Cette journée d'inauguration doit débuter , au son des tambours, par un rassemblement en début d'après-midi, sur le campus de l'université, de tous les représentants des mouvements de la société civile, organisations non gouvernementales, syndicats, et personnalités reconnues pour leur engagement politique ou social, telles que l'ancien président algérien Ahmed Ben Bella, le leader du Timor oriental, José Ramos Horta, prix Nobel de la paix en 1996 et l'ex-footballeur Rai, ancien du Paris Saint Germain, qui vient de créer une fondation réservée aux enfants issus de familles déshéritées.

“Nous avons voulu que soit représentée ici toute la diversité des sociétés. Ce ne sera pas comme à Davos, un forum de personnalités pour l'essentiel porte-parole de leurs actionnaires”, a souligné Oded Grajew. Au total quelques cent vingt pays seront présents. Ensuite une marche est prévue dans le centre ville. Le cortège doit partir de la mairie pour se rendre à l'amphithéâtre du “coucher du soleil” près de la rivière Guaiba, où une grande fête populaire clôturera la journée.

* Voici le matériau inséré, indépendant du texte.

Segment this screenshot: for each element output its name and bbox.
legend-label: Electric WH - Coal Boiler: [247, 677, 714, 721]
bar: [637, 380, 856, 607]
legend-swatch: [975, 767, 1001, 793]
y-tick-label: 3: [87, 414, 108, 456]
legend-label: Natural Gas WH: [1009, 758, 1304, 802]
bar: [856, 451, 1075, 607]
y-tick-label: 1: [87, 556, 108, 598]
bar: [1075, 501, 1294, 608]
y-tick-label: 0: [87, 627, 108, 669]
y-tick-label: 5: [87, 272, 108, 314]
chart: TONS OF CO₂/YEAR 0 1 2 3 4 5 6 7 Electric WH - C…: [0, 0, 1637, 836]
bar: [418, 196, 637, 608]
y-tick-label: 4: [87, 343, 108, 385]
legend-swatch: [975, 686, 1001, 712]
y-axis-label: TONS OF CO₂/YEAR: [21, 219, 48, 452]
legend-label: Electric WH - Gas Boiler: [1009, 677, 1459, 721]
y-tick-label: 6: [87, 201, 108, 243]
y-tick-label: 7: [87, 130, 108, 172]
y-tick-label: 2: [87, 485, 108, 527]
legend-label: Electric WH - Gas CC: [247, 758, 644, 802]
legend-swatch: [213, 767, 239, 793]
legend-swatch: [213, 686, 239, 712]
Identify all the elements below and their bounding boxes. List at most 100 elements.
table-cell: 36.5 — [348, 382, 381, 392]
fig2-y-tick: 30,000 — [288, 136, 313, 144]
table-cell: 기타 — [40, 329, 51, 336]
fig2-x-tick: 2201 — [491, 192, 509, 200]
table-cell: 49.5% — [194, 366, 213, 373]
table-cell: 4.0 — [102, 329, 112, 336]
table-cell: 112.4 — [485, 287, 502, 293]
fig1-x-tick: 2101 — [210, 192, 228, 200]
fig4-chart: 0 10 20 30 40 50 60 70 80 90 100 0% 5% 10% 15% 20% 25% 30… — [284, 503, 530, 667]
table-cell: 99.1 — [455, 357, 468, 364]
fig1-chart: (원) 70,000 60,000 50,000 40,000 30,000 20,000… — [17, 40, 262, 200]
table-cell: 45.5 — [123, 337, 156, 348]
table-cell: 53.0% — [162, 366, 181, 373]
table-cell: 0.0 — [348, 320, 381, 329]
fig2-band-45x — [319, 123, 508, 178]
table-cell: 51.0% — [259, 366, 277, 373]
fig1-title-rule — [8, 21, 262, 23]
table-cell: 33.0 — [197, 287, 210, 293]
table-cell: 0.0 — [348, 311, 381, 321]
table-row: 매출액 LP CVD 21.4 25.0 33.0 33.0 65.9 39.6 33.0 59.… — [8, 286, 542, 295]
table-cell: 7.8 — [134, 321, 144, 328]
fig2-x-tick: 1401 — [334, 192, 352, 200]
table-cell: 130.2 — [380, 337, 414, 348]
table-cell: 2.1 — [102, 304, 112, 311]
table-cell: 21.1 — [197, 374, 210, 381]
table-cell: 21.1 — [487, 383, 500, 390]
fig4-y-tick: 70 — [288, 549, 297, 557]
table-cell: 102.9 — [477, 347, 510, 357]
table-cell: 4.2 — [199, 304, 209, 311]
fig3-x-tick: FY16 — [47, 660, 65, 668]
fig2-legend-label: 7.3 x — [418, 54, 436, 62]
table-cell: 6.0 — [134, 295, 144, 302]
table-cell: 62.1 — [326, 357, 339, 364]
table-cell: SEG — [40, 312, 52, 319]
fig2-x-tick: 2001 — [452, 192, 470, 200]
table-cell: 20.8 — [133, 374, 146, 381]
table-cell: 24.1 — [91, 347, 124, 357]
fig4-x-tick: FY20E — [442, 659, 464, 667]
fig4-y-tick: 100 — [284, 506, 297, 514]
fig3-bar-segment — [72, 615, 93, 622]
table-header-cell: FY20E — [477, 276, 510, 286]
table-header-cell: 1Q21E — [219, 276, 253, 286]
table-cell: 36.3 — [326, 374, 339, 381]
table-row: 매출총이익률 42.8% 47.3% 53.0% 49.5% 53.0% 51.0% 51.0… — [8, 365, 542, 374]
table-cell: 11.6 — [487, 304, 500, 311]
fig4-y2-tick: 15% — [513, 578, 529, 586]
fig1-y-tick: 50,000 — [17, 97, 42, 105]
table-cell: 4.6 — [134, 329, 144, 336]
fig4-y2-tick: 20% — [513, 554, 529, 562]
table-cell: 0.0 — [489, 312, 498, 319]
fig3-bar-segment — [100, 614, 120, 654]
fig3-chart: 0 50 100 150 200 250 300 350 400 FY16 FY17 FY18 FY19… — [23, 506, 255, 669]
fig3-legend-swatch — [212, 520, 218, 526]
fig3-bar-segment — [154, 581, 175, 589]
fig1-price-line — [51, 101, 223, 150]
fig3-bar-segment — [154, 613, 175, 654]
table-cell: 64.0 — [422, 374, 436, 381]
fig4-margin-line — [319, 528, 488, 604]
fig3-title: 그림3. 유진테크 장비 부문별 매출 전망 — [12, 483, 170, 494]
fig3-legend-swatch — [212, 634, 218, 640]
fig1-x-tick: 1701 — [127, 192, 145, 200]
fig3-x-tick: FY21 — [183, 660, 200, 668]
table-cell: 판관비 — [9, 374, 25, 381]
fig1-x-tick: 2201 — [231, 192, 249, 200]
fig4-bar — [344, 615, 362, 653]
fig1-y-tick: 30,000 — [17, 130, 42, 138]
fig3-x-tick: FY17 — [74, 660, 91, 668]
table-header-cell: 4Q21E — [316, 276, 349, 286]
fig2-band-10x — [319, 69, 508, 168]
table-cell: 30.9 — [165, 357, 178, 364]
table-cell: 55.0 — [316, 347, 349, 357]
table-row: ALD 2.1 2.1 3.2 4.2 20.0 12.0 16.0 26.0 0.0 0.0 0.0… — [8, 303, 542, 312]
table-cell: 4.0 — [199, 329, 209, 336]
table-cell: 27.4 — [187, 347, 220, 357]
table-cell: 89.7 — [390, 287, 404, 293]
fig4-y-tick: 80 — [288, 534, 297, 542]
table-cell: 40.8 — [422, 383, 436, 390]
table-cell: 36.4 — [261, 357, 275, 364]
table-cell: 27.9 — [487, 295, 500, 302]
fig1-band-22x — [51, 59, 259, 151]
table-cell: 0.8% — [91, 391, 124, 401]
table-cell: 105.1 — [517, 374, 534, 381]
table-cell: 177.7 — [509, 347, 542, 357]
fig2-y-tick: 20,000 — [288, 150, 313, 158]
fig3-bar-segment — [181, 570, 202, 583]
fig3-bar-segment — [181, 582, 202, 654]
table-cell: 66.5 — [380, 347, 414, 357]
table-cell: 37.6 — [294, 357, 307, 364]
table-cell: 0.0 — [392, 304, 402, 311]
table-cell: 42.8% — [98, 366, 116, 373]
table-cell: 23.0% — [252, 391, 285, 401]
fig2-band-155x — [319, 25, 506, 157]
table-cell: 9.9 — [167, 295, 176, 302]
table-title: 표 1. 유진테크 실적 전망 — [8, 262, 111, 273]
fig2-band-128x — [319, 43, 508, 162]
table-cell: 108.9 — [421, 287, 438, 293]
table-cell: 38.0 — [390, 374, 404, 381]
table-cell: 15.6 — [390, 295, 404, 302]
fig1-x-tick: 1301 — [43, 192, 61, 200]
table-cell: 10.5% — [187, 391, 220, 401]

Le parcours de la manifestation a fait l'objet de rudes négociations avec le mouvement des sans terres (MST). Ceux-ci avaient demandé que le cortège passe devant deux banques étrangères et un Mac Donald. Les organisateurs, inquiets de possibles dérapages, ont refusé. “Ce sera une marche pacifique, dont l'objectif est de montrer que nous ne sommes pas une réalité ésotérique, mais un rassemblement engagé dans la définition d'une alternative à la mondialisation libérale. Nous condamnons toute action provocatrice”, a prévenu Chico Witacker, de la Conférence épiscopale du Brésil.

Le forum de Porto Alegre se veut avant tout un espace de dialogue et de propositions. Pendant cinq jours, les militants plancheront sur les conséquences de la mondialisation. Le matin sous forme de séances plénières avec l'intervention d'experts reconnus dans leur domaine et l'après-midi dans le cadre d'ateliers réunissant les différentes ONG. Plus de 400 ateliers sont prévus. Quatre thèmes principaux devraient structurer les débats: la question de l'accès aux richesses et de sa répartition, comment assurer un développement durable de la planète, comment la société civile peut-elle renforcer sa capacité d'influence et enfin comment préserver la démocratie et le rôle des Etats face à la mondialisation. Personne ne prétend ici repartir avec un programme de gouvernement mondial. Porto Alegre est le début d'un processus, une nouvelle étape dans l'affirmation d'une société civile internationale hostile aux excès du libéralisme. Mais qui est consciente du chemin qui lui reste à parcourir pour dépasser ses divisions internes et formuler un projet suffisamment convaincant pour ne plus douter qu' “un autre monde est possible” selon leur slogan. “En plusieurs occasions, à Seattle, Washington, Prague et Nice, les mouvements populaires ont dit ‘non’ au FMI (Fonds monétaire international), à l'OMC (Organisation mondiale du commerce) et à la Banque mondiale. Nous allons maintenant adopter une attitude active, élaborer des propositions, des alternatives au néolibéralisme”, a déclaré Bernard Cassen, président d'Attac et un des principaux initiateurs du forum.